哲学こぼれ話

哲学について、思うことをつらつらと…

創造主(The Creator)と安藤先生の「存在論」哲学こぼれ話㉜

安藤先生の前掲書を調べていくうちにそのエピローグで私の疑問は氷解しました。

安藤先生は最後まで哲学という「学問」の立場を貫かれ、ご自分の「信」の立場を哲学には持ち込まれなかったというです。これは後述するジルソン研究の後も変わらないものでした。

「神は存在するかという問に早まった答えを与えないということは保身家の狡猾な遁辞ではなくて哲学者の知恵ではなかろうか」(『神の存在証明』公論社 P162)にあったからです。

 

他にもエピローグの数ページで具体的に学んだことがあります。

「・・・・賢人たちは神があると言い、神の存在が人間その他の存在者を存在させると言った。

つまり神の存在が人間その他の存在の根拠であり理由であるから、神は存在しなければならぬ、即ち神は存在する。」これは創造神(Creator造物主)のことでしょう。

・・・・もちろん神という名がそれほどいやならやめてもよい。いっそ、すべての存在者を存在させるものは存在だと言おうか。

つづく文は前述したように、私が初めて哲学に触れ感動した、髙山要一先生のご講義につながるものです。道元研究者から聞いた聖書の創世記の言葉(ロゴス)とおなじ言葉を見つけたことになります。

「ところでそれこそユダヤキリスト教の神が自分で名乗った名前であった。神がモーセに答えたのは唯『われはある者なり』ということばだった。神の名が存在するものということであったら、その神が存在するのは必然だと考えたものがあったとしても怪しむべきことではなかろう。」と述べた後、安藤先生の存在論アリストテレスの言った存在概念の多義性を完全に枚挙し検討する全哲学史研究の方向に進んだわけです。

それは山田晶先生が安藤先生の遺著の序文にも「古代ギリシアに始まって現代に到る哲学史上の巨人たちの著作を、〔安藤〕先生のように原典で読破した学者が、日本に幾人いるであろうか」(『存在の忘却』行路社 P x)と記されてあるとおりです。

その経緯は『存在の探究』公論社の跋に山田晶先生ご本人の言葉で見ることが出来ます。

 

『神の存在証明』のエピローグに戻ります。

そこではハムレットの名セリフ"To be or not to , that is the question." 「あるか、あらぬか、それが問題だ」が検討されます。先ず私の存在、そして財産、国家の順です。

 

の ある ない これはいったい誰にとって問題だ ろうか。が検討されます。

「それは『私』自身にとってだろうか。だが私はいつでも私である限り在るほかはない。私がないということは私にとっての問題ではありえない。なぜならその時には問題にする当の私はないのだから。」その署名に選んだエピクロスと共通するものです。すなわちエピクロスデモクリトスという無神論の系譜であり、『エピクロスの園』の跋 P135理想社 にこの署名はエピクロスとの精神的血縁からつけたものだとしているからです。安藤先生の無神論の立場はこの出版時期と何ら変わってないように思はれます。

 

財産 これも

「個人的関心に止まる。私が金を持とうと、持つまいと、人にとっては.多分どうでもよいことであろう。債権者と、財産相続人と、盗賊とを除けば」

 

国家が次にあげられます。これは安藤先生の真理探究を妨げた戦争や学生運動の構内封鎖などを踏まえたたものではないかと思われ、私が聞きたかった現在の中東問題の先取りした答えのようにも思われます。

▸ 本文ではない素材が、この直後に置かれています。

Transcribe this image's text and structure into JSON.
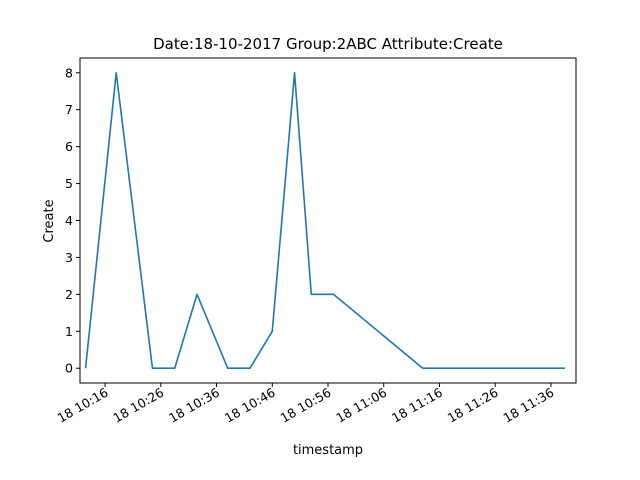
{
  "chart_data": {
    "type": "line",
    "title": "Date:18-10-2017  Group:2ABC Attribute:Create",
    "xlabel": "timestamp",
    "ylabel": "Create",
    "xlim": [
      "10:11:30",
      "11:40:30"
    ],
    "ylim": [
      -0.4,
      8.4
    ],
    "grid": false,
    "x_ticks": [
      {
        "value": "10:16",
        "label": "18 10:16"
      },
      {
        "value": "10:26",
        "label": "18 10:26"
      },
      {
        "value": "10:36",
        "label": "18 10:36"
      },
      {
        "value": "10:46",
        "label": "18 10:46"
      },
      {
        "value": "10:56",
        "label": "18 10:56"
      },
      {
        "value": "11:06",
        "label": "18 11:06"
      },
      {
        "value": "11:16",
        "label": "18 11:16"
      },
      {
        "value": "11:26",
        "label": "18 11:26"
      },
      {
        "value": "11:36",
        "label": "18 11:36"
      }
    ],
    "y_ticks": [
      0,
      1,
      2,
      3,
      4,
      5,
      6,
      7,
      8
    ],
    "series": [
      {
        "color": "#1f77b4",
        "x": [
          "10:12:30",
          "10:18:00",
          "10:24:30",
          "10:28:30",
          "10:32:30",
          "10:38:00",
          "10:42:00",
          "10:46:00",
          "10:50:00",
          "10:53:00",
          "10:57:00",
          "11:13:00",
          "11:38:30"
        ],
        "y": [
          0,
          8,
          0,
          0,
          2,
          0,
          0,
          1,
          8,
          2,
          2,
          0,
          0
        ]
      }
    ]
  }
}
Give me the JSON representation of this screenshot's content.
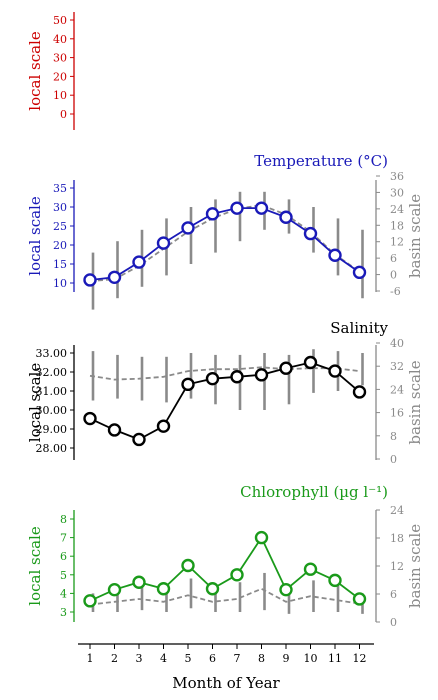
{
  "colors": {
    "top": "#cc0000",
    "temperature": "#1a1ab8",
    "salinity": "#000000",
    "chlorophyll": "#1a9a1a",
    "basin": "#8a8a8a"
  },
  "xlabel": "Month of Year",
  "months": [
    1,
    2,
    3,
    4,
    5,
    6,
    7,
    8,
    9,
    10,
    11,
    12
  ],
  "chart_data": [
    {
      "type": "line",
      "title": "",
      "ylabel": "local scale",
      "ylim": [
        0,
        50
      ],
      "yticks": [
        0,
        10,
        20,
        30,
        40,
        50
      ],
      "series": []
    },
    {
      "type": "line",
      "title": "Temperature (°C)",
      "ylabel": "local scale",
      "y2label": "basin scale",
      "ylim": [
        10,
        35
      ],
      "yticks": [
        10,
        15,
        20,
        25,
        30,
        35
      ],
      "y2lim": [
        -6,
        36
      ],
      "y2ticks": [
        -6,
        0,
        6,
        12,
        18,
        24,
        30,
        36
      ],
      "x": [
        1,
        2,
        3,
        4,
        5,
        6,
        7,
        8,
        9,
        10,
        11,
        12
      ],
      "local": [
        10.8,
        11.5,
        15.5,
        20.5,
        24.5,
        28.2,
        29.7,
        29.7,
        27.3,
        23.0,
        17.3,
        12.8
      ],
      "basin_mean": [
        10.5,
        11,
        14.5,
        19,
        23.5,
        27,
        29.5,
        30.5,
        28,
        23.5,
        17.5,
        13
      ],
      "basin_min": [
        3,
        6,
        9,
        12,
        15,
        18,
        21,
        24,
        23,
        18,
        12,
        6
      ],
      "basin_max": [
        18,
        21,
        24,
        27,
        30,
        32,
        34,
        34,
        32,
        30,
        27,
        24
      ]
    },
    {
      "type": "line",
      "title": "Salinity",
      "ylabel": "local scale",
      "y2label": "basin scale",
      "ylim": [
        28.0,
        33.0
      ],
      "ylim_plot": [
        27.6,
        33.25
      ],
      "yticks": [
        "28.00",
        "29.00",
        "30.00",
        "31.00",
        "32.00",
        "33.00"
      ],
      "y2lim": [
        0,
        40
      ],
      "y2ticks": [
        0,
        8,
        16,
        24,
        32,
        40
      ],
      "x": [
        1,
        2,
        3,
        4,
        5,
        6,
        7,
        8,
        9,
        10,
        11,
        12
      ],
      "local": [
        29.55,
        28.95,
        28.45,
        29.15,
        31.35,
        31.65,
        31.75,
        31.85,
        32.2,
        32.5,
        32.05,
        30.95
      ],
      "basin_mean": [
        31.8,
        31.6,
        31.65,
        31.75,
        32.05,
        32.15,
        32.15,
        32.25,
        32.15,
        32.2,
        32.2,
        32.05
      ],
      "basin_min": [
        30.5,
        30.6,
        30.5,
        30.4,
        30.6,
        30.3,
        30.0,
        30.0,
        30.3,
        30.9,
        31.0,
        31.3
      ],
      "basin_max": [
        33.1,
        32.9,
        32.8,
        32.8,
        33.0,
        32.9,
        32.9,
        33.0,
        32.9,
        33.2,
        33.1,
        33.0
      ]
    },
    {
      "type": "line",
      "title": "Chlorophyll (µg l⁻¹)",
      "ylabel": "local scale",
      "y2label": "basin scale",
      "ylim": [
        2.5,
        8.5
      ],
      "yticks": [
        3,
        4,
        5,
        6,
        7,
        8
      ],
      "y2lim": [
        0,
        24
      ],
      "y2ticks": [
        0,
        6,
        12,
        18,
        24
      ],
      "x": [
        1,
        2,
        3,
        4,
        5,
        6,
        7,
        8,
        9,
        10,
        11,
        12
      ],
      "local": [
        3.6,
        4.2,
        4.6,
        4.25,
        5.5,
        4.25,
        5.0,
        7.0,
        4.2,
        5.3,
        4.7,
        3.7
      ],
      "basin_mean": [
        3.4,
        3.55,
        3.7,
        3.55,
        3.9,
        3.55,
        3.7,
        4.25,
        3.55,
        3.85,
        3.65,
        3.45
      ],
      "basin_min": [
        3.0,
        3.0,
        3.1,
        3.0,
        3.2,
        3.0,
        3.0,
        3.1,
        2.9,
        3.0,
        3.0,
        2.9
      ],
      "basin_max": [
        4.0,
        4.3,
        4.5,
        4.3,
        4.8,
        4.3,
        4.6,
        5.1,
        4.3,
        4.7,
        4.4,
        4.0
      ]
    }
  ]
}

「それでは、われわれ人間にとって、共同的な関心事、われわれにとって、それの在ると在らぬとが、絶対的な問題であるような、そんな存在者があるだろうか。・・・・それは国家であろう。国家のあると、ないとは、単に私にとってばかりでなく、例えば日本人の大部分にとって死活に関る問題だ。但し彼らの多くはそのことに気づいていない。それを知っているのはおそらく2千年間亡国の苦しみをなめつくしたユダヤ人にまさるものはあるまい。